2. Prévenir l'exclusion du marché du travail et protéger les individus contre les risques liés à ce dernier. Il est toujours essentiel d’aider les demandeurs d’emploi à (re)trouver rapidement du travail, mais la nouvelle Stratégie insiste sur la nécessité d’anticiper les éventuels problèmes en œuvrant à la promotion de l’égalité des chances et en évitant une accumulation des handicaps individuels tout au long de la vie.
3. Se préparer aux possibilités et aux défis futurs d’une économie et d'un marché du travail en mutation rapide. Les travailleurs doivent être dotés des compétences requises dans un contexte où la demande en la matière évolue rapidement. Il faut aussi préserver la protection des travailleurs contre les risques du marché du travail étant donné que les nouvelles formes de travail pourraient se développer.
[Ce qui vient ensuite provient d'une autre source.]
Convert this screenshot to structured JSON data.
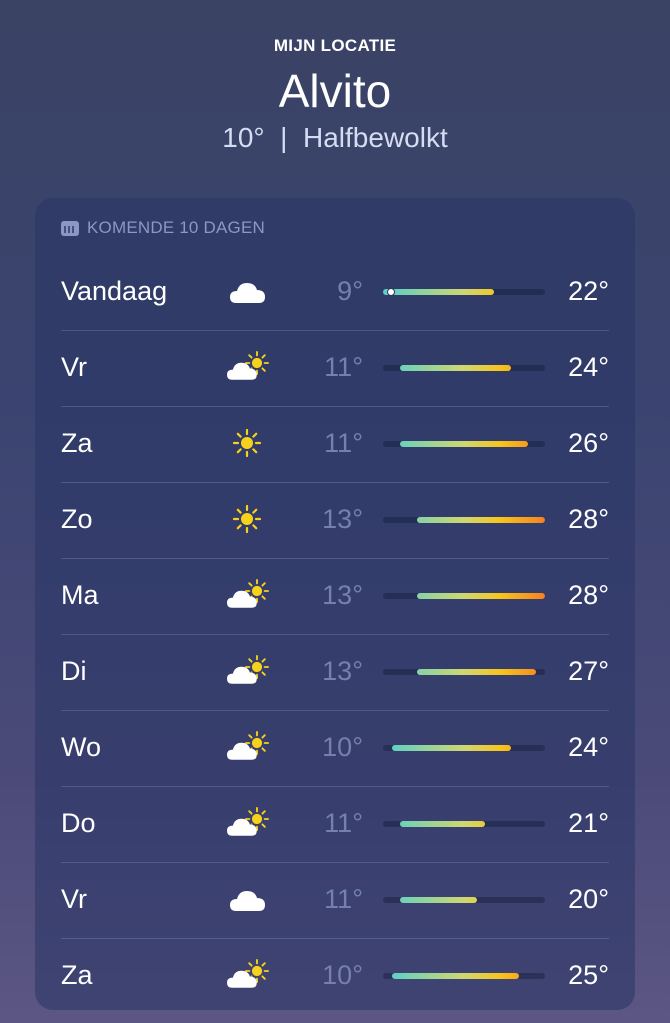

Le principal défi à relever aujourd’hui consiste à convertir ces recommandations générales sur l’action à mener en programmes de mesures concrètes, propres à assurer de meilleurs emplois à tous dans un monde du travail en évolution rapide. L'OCDE est déterminée à épauler les pays dans cet effort en posant des diagnostics fiables, en formulant des recommandations sur mesure et en dispensant des conseils pour leur mise en œuvre à travers nos Études économiques. Nous nous réjouissons de travailler au côté des pays membres et partenaires de l'OCDE à la mise en œuvre de la nouvelle Stratégie de l'OCDE pour l’emploi.